Il est vrai que les Pantomimes furent chassés de Rome sous Tibère, sous Néron, & sous quelques autres Empereurs ; mais leur exil ne durait pas long-temps : la politique qui les avait chassés, les rapelait bientôt pour plaire au Peuple, ou pour faire diversion à des factions plus à craindre pour l’Empereur, Domitien, par exemple, les ayant chassés, Nerva les fit revenir, & Trajan les chassa encore. Il arrivait même que le Peuple, fatigué de ses propres desordres, demandait l’expulsion des Pantomimes ; mais il demandait bientôt leur rappel avec plus d’ardeur.

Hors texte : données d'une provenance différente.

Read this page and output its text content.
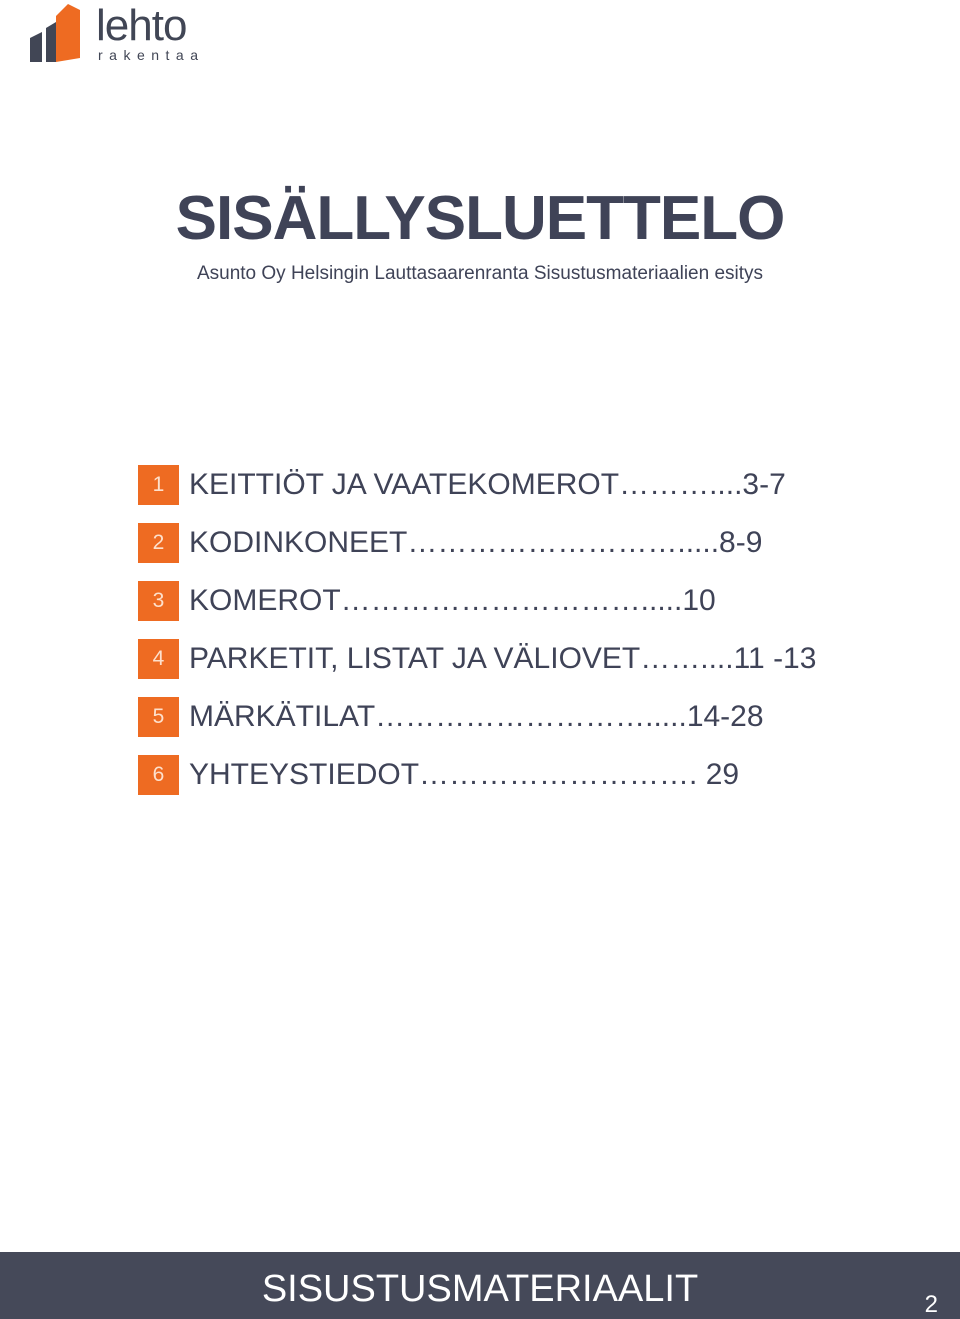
lehto
rakentaa
SISÄLLYSLUETTELO
Asunto Oy Helsingin Lauttasaarenranta Sisustusmateriaalien esitys
1 KEITTIÖT JA VAATEKOMEROT………....3-7
2 KODINKONEET……………………….....8-9
3 KOMEROT………………………….....10
4 PARKETIT, LISTAT JA VÄLIOVET……....11 -13
5 MÄRKÄTILAT……………………….....14-28
6 YHTEYSTIEDOT………………………. 29
SISUSTUSMATERIAALIT	2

Il est aisé de juger que l’enthousiasme des Romains pour les jeux des Pantomimes, leur fit négliger la bonne Comédie. En effet, on vit depuis le vrai genre Dramatique déchoir insensiblement, & bientôt il fut presqu’absolument oublié. Cette Nation guerrière, qui s’était vouée au Dieu Mars, & qui avait méprisé les Arts & les Sciences, perdit avec la liberté, toute son ancienne vertu. Les Romains ayant longtemps méconnu ce qu’il y avait de plus naturel & de plus agréable dans les occupations de l’âme, n’en acquirent que de plus grandes dispositions à passer à des excès opposés. Aussi ne doit-on pas s’étonner, si, sentant trop tard la nécessité des beaux Arts, les erreurs de leur esprit s’opposèrent souvent à la distinction exacte qu’ils auraient dû faire des expressions les plus essencielles, les plus vraies & les plus heureuses, d’avec celles qui ne pourraient avoir le même avantage. Cette ignorance de la délicatesse des sentimens fit sans doute la réputation des Pantomimes.